One compelling reason to consider imiquimod and other toll-like receptor (TLR) agonists for melanoma in situ is the fact that imiquimod works, to a degree, Dr. Chapman says. Imiquimod is a TLR7 agonist. Natural TLR7 agonists include the influenza virus and HIV. “If you think about it, the flu-like symptoms one can get with imiquimod are similar to those of other viral diseases,” he says.
Typically, Dr. Chapman has his patients pretreat with a retinoid (preferably tazarotene) for two weeks, making them more sensitive to imiquimod. Then patients apply imiquimod five times weekly for 12 weeks. “We’ve gone out to 16 weeks and gotten no better results,” he says, adding that patients use weekends as drug holidays.

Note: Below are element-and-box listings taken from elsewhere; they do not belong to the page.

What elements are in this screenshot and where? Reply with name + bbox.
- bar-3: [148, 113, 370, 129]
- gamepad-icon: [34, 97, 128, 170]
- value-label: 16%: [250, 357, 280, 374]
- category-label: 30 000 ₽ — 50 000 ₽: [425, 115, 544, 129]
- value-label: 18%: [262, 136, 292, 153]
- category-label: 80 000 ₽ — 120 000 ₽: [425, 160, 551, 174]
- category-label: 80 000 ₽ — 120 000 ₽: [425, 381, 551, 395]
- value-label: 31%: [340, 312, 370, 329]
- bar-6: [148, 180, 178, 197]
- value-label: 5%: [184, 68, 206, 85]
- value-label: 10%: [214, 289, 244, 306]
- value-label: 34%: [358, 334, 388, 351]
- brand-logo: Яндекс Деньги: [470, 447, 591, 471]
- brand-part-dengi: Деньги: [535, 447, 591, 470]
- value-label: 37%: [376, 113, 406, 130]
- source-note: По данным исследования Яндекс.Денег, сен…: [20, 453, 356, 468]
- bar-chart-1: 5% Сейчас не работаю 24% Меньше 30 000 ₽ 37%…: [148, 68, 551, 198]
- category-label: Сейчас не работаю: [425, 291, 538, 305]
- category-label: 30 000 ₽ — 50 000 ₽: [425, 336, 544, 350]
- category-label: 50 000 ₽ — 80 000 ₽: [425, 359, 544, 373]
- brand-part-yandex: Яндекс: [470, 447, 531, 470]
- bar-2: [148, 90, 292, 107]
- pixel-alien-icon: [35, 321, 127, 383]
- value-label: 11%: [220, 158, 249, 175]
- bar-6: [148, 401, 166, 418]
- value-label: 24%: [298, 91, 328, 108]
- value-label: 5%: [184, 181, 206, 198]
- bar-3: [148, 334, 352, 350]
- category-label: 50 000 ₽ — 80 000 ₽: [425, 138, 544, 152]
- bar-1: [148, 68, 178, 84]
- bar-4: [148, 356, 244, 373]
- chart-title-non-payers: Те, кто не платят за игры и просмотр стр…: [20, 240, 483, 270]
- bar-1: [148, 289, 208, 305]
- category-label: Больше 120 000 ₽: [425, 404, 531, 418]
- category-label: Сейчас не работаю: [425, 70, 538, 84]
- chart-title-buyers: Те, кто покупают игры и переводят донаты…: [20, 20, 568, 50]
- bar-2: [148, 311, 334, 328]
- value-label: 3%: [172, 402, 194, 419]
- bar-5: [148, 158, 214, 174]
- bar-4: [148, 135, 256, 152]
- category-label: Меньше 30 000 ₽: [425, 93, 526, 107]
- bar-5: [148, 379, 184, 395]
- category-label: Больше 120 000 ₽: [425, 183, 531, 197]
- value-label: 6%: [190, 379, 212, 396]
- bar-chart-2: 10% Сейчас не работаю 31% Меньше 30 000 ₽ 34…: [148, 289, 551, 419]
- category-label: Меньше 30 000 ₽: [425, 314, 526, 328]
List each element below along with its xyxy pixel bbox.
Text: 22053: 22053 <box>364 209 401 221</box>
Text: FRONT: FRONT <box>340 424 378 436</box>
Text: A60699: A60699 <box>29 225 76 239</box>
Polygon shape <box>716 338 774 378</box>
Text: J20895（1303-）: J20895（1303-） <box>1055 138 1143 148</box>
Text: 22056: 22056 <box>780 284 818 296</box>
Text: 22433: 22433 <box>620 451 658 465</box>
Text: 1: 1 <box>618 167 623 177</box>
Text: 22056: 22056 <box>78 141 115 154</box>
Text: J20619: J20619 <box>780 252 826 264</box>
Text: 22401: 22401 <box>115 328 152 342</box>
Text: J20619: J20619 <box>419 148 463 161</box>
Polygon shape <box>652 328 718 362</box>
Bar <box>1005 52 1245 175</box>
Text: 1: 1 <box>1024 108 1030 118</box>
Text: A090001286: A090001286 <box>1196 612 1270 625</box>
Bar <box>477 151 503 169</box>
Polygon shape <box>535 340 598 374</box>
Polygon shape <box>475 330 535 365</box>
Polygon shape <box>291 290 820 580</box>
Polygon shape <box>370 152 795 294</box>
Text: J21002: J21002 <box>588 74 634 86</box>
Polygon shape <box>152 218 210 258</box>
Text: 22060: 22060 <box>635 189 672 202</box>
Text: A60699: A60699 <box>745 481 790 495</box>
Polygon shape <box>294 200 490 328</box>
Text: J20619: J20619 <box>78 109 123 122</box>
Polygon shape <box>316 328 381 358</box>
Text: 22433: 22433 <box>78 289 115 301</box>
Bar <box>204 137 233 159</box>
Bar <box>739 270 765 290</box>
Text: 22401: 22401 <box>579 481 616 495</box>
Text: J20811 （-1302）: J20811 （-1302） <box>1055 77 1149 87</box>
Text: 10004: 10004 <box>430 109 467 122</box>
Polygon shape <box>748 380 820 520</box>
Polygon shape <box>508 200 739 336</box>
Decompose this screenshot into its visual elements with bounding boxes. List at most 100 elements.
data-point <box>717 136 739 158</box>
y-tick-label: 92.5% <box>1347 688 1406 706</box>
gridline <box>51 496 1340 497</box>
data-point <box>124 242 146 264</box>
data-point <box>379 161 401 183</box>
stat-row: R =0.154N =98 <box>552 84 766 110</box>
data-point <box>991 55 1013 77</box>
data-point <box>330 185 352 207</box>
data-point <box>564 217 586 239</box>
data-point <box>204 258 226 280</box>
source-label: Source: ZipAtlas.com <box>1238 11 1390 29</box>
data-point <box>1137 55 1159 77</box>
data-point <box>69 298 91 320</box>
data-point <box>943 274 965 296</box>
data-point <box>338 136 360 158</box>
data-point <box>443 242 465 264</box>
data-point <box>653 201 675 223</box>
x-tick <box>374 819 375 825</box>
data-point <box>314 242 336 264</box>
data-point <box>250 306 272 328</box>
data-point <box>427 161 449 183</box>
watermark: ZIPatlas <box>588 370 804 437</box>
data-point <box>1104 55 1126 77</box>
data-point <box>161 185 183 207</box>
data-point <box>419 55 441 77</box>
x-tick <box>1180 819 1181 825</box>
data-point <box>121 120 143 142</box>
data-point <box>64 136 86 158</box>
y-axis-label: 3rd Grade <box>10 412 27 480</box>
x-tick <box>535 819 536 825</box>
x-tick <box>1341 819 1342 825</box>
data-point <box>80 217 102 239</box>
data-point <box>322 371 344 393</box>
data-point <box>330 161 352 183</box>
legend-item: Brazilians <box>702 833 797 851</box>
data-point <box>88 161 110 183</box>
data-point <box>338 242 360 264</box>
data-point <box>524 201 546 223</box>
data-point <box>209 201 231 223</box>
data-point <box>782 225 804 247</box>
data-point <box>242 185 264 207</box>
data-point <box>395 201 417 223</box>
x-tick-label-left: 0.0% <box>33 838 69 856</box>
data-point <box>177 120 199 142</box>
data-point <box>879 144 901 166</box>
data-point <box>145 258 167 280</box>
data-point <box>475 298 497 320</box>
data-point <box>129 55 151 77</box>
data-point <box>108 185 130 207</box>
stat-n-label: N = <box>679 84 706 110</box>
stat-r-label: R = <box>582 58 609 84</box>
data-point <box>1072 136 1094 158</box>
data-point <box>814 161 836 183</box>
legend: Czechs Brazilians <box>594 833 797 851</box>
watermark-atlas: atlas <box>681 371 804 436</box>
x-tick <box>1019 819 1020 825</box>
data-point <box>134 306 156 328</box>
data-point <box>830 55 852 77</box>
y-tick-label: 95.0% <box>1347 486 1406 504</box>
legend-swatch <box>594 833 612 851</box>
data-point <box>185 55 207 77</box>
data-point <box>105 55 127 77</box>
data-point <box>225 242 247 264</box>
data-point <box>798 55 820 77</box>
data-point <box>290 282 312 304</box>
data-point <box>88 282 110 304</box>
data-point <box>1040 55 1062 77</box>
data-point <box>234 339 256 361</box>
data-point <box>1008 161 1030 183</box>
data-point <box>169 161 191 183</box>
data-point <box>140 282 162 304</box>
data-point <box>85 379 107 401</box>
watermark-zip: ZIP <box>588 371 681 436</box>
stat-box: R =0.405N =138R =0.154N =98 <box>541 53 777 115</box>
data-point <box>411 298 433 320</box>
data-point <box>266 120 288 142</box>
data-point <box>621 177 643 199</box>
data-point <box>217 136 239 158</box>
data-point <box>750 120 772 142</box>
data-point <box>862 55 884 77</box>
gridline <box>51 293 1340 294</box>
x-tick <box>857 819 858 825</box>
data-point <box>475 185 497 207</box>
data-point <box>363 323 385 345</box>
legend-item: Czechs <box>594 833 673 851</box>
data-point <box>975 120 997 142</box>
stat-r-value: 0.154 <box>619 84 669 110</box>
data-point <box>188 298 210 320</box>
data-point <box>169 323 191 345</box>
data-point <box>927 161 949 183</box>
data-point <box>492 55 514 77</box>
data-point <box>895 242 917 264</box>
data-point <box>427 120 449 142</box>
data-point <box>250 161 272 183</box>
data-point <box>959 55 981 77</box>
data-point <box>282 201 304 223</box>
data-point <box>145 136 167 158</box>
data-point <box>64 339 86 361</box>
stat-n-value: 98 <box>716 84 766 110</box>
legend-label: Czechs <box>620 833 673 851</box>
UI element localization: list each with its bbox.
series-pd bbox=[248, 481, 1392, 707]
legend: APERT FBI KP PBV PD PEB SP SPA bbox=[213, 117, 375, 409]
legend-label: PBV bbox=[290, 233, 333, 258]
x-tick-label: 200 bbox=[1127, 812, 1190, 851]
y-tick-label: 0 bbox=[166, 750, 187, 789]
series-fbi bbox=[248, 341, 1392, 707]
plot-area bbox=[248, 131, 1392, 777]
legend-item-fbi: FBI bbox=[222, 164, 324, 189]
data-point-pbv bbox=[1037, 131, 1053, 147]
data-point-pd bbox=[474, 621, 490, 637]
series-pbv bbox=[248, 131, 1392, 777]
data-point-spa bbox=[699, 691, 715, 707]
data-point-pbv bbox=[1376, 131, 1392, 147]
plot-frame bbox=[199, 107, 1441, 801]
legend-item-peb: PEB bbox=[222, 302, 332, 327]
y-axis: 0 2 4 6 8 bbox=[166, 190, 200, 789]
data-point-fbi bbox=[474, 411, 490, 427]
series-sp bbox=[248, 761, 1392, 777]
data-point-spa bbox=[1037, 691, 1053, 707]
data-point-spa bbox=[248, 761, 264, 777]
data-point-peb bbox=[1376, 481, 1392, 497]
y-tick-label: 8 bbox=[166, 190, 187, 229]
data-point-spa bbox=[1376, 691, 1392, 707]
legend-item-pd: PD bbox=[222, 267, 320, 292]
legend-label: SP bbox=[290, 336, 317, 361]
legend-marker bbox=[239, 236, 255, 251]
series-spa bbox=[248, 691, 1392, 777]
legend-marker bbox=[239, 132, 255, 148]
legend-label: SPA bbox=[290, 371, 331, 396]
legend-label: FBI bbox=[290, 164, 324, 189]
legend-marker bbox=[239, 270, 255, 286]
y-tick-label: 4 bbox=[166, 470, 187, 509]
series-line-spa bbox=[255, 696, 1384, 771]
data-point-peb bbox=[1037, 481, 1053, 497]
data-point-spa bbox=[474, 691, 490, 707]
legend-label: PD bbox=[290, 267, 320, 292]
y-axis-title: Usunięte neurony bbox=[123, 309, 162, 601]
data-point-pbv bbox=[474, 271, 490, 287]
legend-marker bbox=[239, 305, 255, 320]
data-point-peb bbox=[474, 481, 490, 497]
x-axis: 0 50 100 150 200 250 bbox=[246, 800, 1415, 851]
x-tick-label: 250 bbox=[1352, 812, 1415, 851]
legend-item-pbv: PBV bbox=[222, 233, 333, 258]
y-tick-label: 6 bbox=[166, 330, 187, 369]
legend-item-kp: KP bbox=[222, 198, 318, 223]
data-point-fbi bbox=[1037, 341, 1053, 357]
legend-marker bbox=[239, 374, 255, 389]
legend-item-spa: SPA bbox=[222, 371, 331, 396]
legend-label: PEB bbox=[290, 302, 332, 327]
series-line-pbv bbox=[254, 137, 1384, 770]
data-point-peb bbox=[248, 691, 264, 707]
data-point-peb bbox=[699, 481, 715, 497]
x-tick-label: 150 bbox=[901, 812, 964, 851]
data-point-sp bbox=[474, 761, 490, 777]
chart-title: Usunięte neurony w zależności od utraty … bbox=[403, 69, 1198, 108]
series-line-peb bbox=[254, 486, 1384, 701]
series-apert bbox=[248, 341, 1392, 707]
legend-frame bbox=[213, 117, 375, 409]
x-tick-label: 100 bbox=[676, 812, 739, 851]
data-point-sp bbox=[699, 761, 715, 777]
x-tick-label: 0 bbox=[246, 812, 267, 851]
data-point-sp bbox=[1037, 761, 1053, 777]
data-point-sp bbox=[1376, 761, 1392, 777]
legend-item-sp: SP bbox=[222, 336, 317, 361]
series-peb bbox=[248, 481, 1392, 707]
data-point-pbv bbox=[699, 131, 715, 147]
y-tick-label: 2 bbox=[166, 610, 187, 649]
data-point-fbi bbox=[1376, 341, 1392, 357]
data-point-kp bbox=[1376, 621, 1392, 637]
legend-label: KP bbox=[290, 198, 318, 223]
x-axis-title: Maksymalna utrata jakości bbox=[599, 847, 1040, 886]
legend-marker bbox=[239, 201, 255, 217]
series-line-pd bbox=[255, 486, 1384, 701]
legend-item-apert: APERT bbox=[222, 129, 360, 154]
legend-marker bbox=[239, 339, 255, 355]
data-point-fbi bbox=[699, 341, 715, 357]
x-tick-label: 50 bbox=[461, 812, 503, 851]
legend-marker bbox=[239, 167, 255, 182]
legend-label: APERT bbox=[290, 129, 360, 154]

“Sometimes these patients are colonized with Staphylococcus aureus. You really don’t have to treat it, but you can. Then I always try to get a post-treatment biopsy, or two or three. We follow these patients very closely, just as we would a surgical patient, with serial examinations and a Woods lamp,” he says. DT
Disclosures: Dr. Chapman has performed clinical research for 3M/Graceway, previous owners of imiquimod.